Russell Maisano talks about the relationships he’s forged over the years.
The Michigan man, who built a career selling cars and then managing others, says it’s the rapport with his customers that keeps them coming back. Why sell someone just one car, when you can sell them 10 over the years? he asks.
That sales wisdom comes from 37 years in the business at a Macomb County, Mich., car dealership, but Maisano, 59, has been without a job since January when he was fired as he was home battling a rare form of throat cancer.
“I was looking forward to going back to work. It was my whole life,” said Maisano, whose firing prompted an outpouring of support and outrage on Facebook as well as a GoFundMe effort to cover his medical expenses. Maisano, who has sued the dealership, contends the family-owned business wanted to rid the company of its older employees to reduce the cost of insurance premiums.
Although the details of Maisano’s case are unique, claims of work-related age discrimination in the United States are not.
In 2016, the most recent full year available, the U.S. Equal Employment Opportunity Commission received 20,857 claims of violations under the federal Age Discrimination in Employment Act. It was the ninth year in a row that the number of claims has exceeded 20,000, with the highest number in 2008 as the effects of the Great Recession began to truly take hold.

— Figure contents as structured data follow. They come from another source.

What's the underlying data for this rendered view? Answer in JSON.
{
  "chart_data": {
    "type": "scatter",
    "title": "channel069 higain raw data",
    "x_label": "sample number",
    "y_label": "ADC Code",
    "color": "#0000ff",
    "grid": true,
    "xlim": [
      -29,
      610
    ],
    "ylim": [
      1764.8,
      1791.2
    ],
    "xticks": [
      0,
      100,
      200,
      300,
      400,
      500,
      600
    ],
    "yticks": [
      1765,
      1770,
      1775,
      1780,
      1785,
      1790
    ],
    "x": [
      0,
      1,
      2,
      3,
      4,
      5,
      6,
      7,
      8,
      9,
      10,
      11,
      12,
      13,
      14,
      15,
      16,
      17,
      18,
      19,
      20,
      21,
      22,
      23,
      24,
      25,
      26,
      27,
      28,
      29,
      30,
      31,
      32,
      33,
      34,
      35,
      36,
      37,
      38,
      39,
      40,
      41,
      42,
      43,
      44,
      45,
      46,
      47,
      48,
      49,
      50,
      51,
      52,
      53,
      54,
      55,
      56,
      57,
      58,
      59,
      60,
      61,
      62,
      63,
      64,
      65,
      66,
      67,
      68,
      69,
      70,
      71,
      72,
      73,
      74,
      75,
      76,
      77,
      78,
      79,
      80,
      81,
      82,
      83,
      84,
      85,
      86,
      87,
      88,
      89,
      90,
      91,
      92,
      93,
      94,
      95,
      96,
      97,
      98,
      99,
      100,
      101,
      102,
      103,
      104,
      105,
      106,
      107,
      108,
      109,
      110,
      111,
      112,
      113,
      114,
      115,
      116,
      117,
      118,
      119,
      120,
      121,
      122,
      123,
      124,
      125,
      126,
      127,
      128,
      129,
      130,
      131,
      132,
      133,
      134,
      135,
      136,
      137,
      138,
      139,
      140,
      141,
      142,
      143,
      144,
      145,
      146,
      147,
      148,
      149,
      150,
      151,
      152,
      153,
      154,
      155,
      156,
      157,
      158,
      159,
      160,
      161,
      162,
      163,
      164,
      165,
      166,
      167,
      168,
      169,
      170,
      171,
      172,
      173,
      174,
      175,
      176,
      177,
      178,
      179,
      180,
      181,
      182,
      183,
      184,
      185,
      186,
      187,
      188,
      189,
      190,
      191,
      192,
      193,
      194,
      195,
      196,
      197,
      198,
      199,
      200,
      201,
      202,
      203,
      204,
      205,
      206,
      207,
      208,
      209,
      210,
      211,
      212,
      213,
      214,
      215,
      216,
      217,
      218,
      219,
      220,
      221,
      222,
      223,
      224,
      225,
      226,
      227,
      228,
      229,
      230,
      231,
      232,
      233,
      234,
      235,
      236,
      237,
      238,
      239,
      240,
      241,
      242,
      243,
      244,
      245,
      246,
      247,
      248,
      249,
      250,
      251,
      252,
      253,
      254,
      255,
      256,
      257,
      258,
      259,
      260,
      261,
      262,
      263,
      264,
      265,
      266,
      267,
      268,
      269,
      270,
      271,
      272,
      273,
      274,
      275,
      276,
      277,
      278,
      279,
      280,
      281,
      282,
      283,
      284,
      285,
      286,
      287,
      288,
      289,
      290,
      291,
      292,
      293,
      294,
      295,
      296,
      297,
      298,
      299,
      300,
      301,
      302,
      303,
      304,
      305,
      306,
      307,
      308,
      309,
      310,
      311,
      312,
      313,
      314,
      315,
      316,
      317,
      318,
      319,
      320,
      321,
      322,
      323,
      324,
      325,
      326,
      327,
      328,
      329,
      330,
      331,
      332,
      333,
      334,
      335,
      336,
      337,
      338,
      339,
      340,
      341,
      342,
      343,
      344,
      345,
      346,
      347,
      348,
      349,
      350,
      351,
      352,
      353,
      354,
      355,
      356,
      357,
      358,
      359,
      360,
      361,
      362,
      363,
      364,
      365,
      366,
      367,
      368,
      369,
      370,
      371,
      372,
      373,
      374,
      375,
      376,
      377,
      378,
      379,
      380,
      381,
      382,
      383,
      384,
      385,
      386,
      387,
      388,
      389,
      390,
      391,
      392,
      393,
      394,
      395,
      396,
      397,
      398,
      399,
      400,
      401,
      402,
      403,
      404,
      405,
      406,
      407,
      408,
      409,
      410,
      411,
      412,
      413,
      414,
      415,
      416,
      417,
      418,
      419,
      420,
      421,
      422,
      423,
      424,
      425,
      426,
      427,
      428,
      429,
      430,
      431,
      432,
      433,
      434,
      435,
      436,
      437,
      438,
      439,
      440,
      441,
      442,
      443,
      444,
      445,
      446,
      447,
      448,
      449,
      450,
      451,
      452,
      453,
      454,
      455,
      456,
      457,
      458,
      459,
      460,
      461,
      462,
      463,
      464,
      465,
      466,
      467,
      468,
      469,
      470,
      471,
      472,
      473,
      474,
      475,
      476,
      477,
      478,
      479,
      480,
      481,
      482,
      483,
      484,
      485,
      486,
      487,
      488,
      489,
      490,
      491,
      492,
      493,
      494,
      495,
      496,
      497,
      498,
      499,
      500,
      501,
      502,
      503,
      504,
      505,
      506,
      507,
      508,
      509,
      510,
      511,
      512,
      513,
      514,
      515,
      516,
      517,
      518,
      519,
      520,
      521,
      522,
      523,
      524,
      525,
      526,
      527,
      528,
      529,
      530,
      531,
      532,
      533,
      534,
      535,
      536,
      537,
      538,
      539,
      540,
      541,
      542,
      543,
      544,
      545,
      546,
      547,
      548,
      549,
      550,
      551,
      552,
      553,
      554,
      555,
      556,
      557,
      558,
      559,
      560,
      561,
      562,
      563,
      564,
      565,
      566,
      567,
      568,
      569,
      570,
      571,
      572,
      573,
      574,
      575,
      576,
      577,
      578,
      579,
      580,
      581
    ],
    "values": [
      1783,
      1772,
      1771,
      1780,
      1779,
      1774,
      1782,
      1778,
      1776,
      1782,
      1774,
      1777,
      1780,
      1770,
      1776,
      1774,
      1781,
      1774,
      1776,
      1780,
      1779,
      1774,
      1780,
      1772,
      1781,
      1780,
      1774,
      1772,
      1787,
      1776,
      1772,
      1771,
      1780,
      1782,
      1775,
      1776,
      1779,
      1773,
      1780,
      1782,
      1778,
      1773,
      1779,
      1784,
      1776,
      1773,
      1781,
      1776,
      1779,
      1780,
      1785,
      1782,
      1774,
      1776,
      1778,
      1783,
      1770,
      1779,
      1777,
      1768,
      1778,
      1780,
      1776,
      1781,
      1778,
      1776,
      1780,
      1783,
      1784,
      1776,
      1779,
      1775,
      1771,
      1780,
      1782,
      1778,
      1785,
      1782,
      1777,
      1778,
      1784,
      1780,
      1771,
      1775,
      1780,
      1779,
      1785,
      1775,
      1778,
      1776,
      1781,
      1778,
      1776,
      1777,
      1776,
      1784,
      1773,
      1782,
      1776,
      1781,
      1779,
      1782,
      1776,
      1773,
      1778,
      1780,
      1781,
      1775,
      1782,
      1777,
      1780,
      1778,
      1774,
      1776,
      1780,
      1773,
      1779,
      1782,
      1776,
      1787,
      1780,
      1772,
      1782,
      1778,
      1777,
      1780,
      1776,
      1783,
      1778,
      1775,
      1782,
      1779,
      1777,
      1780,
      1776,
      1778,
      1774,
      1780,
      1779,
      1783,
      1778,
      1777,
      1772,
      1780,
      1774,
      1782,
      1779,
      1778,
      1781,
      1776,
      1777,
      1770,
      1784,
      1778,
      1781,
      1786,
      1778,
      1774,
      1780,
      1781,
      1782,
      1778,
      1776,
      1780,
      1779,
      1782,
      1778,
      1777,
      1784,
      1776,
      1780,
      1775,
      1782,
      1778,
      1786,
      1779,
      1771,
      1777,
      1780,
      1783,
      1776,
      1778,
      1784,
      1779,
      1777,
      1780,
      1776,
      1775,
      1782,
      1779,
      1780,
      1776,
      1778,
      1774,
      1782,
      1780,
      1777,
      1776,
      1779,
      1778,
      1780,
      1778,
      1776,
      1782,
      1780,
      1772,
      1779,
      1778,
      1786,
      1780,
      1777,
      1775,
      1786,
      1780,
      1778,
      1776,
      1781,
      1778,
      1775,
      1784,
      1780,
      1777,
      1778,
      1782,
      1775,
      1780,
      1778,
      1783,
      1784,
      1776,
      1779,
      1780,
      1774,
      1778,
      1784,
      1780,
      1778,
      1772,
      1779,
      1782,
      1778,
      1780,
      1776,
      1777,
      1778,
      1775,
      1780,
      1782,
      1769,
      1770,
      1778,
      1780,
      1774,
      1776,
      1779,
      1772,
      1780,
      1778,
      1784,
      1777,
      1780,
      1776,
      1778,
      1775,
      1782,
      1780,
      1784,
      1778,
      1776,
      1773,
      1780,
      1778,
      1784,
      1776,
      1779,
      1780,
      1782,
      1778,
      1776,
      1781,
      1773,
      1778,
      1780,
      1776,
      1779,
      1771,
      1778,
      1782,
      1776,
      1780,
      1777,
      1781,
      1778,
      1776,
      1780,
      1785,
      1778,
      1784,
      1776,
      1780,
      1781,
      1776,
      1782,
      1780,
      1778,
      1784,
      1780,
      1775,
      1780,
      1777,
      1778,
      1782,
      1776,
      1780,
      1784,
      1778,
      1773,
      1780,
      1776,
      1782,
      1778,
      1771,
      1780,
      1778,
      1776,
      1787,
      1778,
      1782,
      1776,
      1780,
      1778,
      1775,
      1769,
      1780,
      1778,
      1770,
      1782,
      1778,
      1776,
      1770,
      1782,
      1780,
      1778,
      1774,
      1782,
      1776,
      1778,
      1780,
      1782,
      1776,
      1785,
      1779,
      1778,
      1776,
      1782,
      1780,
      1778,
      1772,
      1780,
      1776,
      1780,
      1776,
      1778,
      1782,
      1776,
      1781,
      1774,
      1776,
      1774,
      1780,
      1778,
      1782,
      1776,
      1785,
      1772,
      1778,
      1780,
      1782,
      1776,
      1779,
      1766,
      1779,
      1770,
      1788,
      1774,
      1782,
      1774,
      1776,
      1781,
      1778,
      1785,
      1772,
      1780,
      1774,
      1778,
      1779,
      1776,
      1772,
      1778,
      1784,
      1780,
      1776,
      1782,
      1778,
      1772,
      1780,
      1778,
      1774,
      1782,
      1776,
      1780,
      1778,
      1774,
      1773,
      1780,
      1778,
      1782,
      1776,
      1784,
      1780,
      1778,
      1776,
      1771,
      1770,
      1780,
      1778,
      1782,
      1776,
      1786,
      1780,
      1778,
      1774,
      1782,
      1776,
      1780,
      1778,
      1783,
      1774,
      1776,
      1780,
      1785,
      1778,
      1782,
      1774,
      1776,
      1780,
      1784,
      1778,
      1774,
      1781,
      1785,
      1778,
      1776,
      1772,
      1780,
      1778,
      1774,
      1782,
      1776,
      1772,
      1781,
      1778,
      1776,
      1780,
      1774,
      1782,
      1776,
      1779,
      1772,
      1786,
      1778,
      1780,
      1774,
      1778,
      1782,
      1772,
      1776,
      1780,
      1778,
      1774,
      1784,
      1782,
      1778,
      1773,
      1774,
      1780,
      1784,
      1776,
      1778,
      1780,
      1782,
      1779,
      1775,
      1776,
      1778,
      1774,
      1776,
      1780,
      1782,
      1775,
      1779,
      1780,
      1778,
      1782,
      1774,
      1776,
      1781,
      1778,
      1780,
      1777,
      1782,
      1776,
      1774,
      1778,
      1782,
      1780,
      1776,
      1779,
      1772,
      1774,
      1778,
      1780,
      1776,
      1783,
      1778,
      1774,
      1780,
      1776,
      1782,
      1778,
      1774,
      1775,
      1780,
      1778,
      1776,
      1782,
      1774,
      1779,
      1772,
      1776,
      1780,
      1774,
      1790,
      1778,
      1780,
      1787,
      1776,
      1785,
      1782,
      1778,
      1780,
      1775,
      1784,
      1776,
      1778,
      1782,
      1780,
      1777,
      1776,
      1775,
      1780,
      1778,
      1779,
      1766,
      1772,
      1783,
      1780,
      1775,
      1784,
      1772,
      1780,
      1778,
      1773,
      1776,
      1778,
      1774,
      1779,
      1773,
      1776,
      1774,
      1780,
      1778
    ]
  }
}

Claims of work-related age discrimination can involve any aspect of employment and can be difficult to prove, according to AARP.
A current federal court lawsuit against Fiat Chrysler Automobiles alleges that the company used an evaluation system adversely affecting older workers.
That system, according to the suit by current and former employees, used employee photos and other information indicating how long the workers had been with the company in determining bonuses and other factors.
The company tried to force the case to arbitration, a common venue for age discrimination claims, as well as have it dismissed, but a federal district judge in Detroit issued a ruling late last year allowing the case involving four plaintiffs in their late 50s and early 60s to move forward. The company has denied wrongdoing.
Older workers say age discrimination is simply a reality.
“Nearly two in three older workers believe that age discrimination exists in the workplace and those who believe so say it is common. Some 16 percent perceive that employers treat them worse on the job because of their age, up from 12 percent in 2007,” according to results from a 2014 AARP survey.
“The ageist stereotypes have grown over time,” said Royal Oak, Mich., attorney Michael Pitt. “One of the most prevalent is that older employees aren’t as adept as other employees when it comes to digital matters.” Such attitudes mask the reality that many older workers manage technology just fine, experts say.
Age discrimination concerns are also not limited to any particular industries.
Patrick Button, of Tulane University, was part of a research project last year that looked at callback rates from resumes in various entry-level jobs. He said women seeking the positions appeared to be most affected.